Search code examples
mysqldatabasedatabase-designdata-modelingkpi

Storing data counts from table into a "trending" table


We have a table for which we have to present many many counts for different combinations of fields. This takes quite a while to do on the fly and doesn't provide historical data, so I'm thinking in the best way to store those counts in another table, with a timestamp, so we can query them fast and get historical trends. For each count we need 4 pieces of information to identify it, and there are about 1000 different metrics we would like to store. I'm thinking on three different strategies, having a count and a timestamp but varying in how to identify the count for retrieval.

  1. 1 table with 4 fields to identify the count, the 4 fields wouldn't be normalized as they contain data from different external tables.
  2. 1 table with 1 "tag" field, which will contain the 4 pieces of information as a tag. This tags could be enriched and kept in another table maybe having a field for each tag part and linking them to the external tables.
  3. Different tables for the different groups of counts to be able to normalize on one or more fields, but this will need anywhere from 6 to tens of tables.

I'm going with the first one, not normalized at all, but wondering if anyone has a better or simpler way to store all this counts.

Sample of a value: status,installed,all,virtual,1234,01/05/2015

  • First field, status, can have up to 10 values
  • Second field, installed, can have up to 10 per different field 1
  • Third field, all,can have up to 10 different values, but they are the same for all categories
  • Fourth field, virtual, can have up to 30 values and will also be the same for all previous categories.
  • Last two fields will be a number and a timestamp

Thanks, Isaac


Solution

  • When you have a lot of metrics and you don't need to use them to do intra-metrics calculation you can go for the 1. solution.

    I would probably build a table like this

    Satus_id | Installed_id | All_id | Virtual_id | Date | Value
    

    Or if the combination of the first four columns have a proper name, I would probably create two tables (I think you refer to this possibility as the second solution with the 2):

    Metric Table
    Satus_id | Installed_id | All_id | Virtual_id | Metric_id | Metric_Name 
    
    Values Table 
    Metric_id | Date | Value
    

    This is good if you have names for your metrics or other details which otherwise you will need to duplicate for each combination with the first approach.

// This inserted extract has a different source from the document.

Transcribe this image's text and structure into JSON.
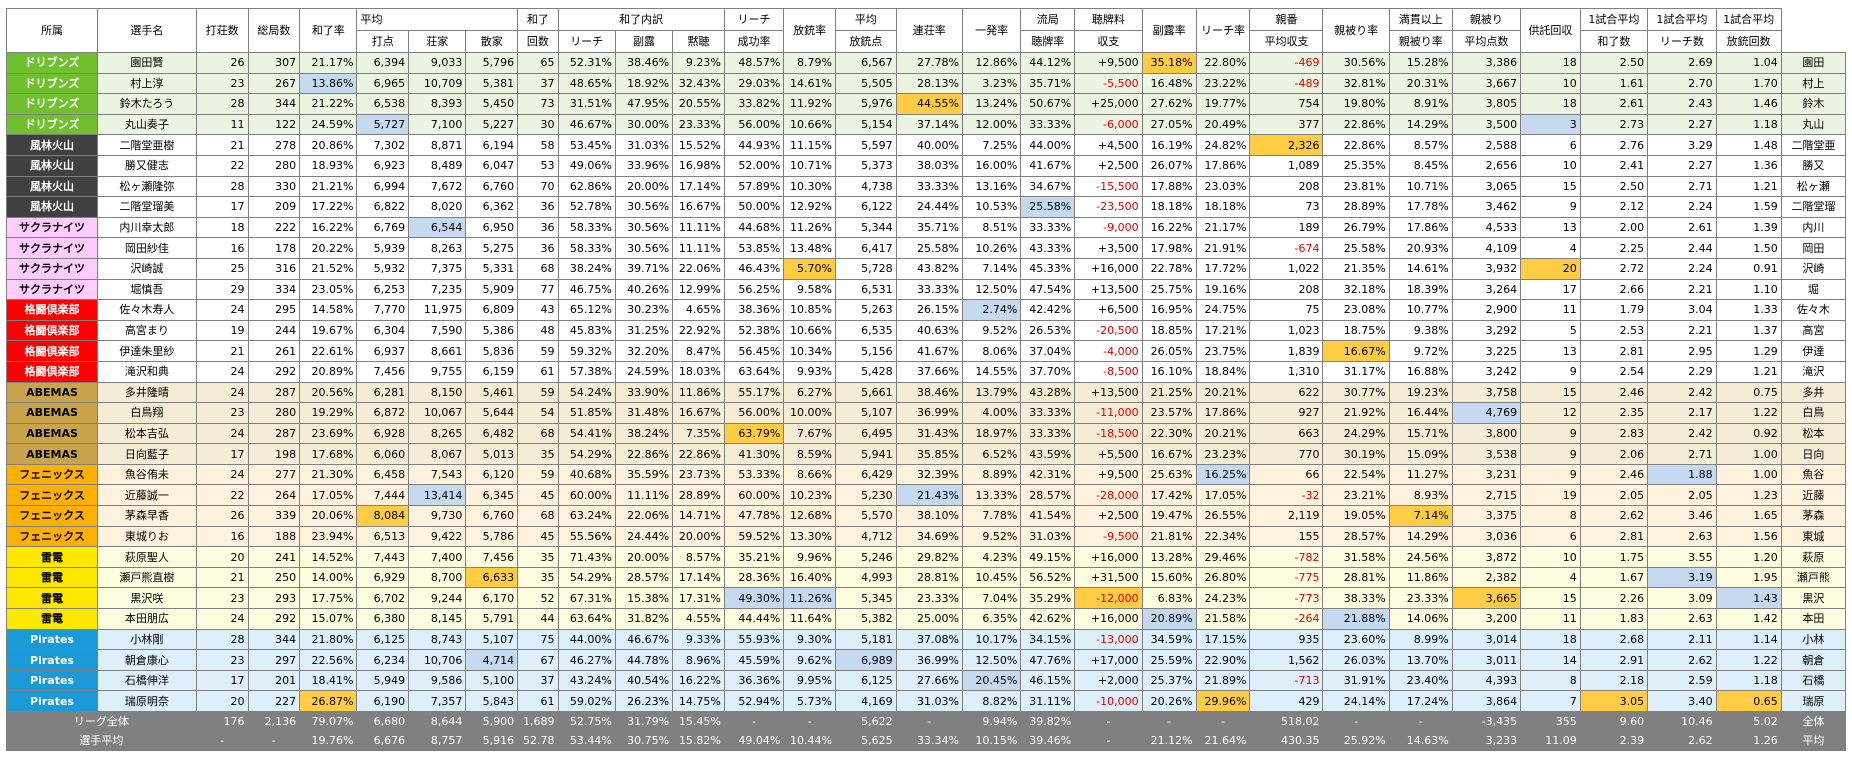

    In both cases it will be a bit complicated to do intra-rows operations using different metrics, for this reason this approach is suggested only for high level KPIs.

    Finally, because all possible combination for the last two fields are always present in you table you can think to convert them to a columns:

    Satus_id | Installed_id | Date | All1_Virtual1 | All1_Virtual2 | ... | All10_Virtua30
    

    With 10 values for All and 30 for Virtual you will have 300 columns, not very easy to handle, but they will be worth to have if you have to do something like:

    (All1_Virtual2 - All5_Virtual23) * All6_Virtual12
    

    But in these case I would prefer (if possible) to do the calculation in advance to reduce the number of columns.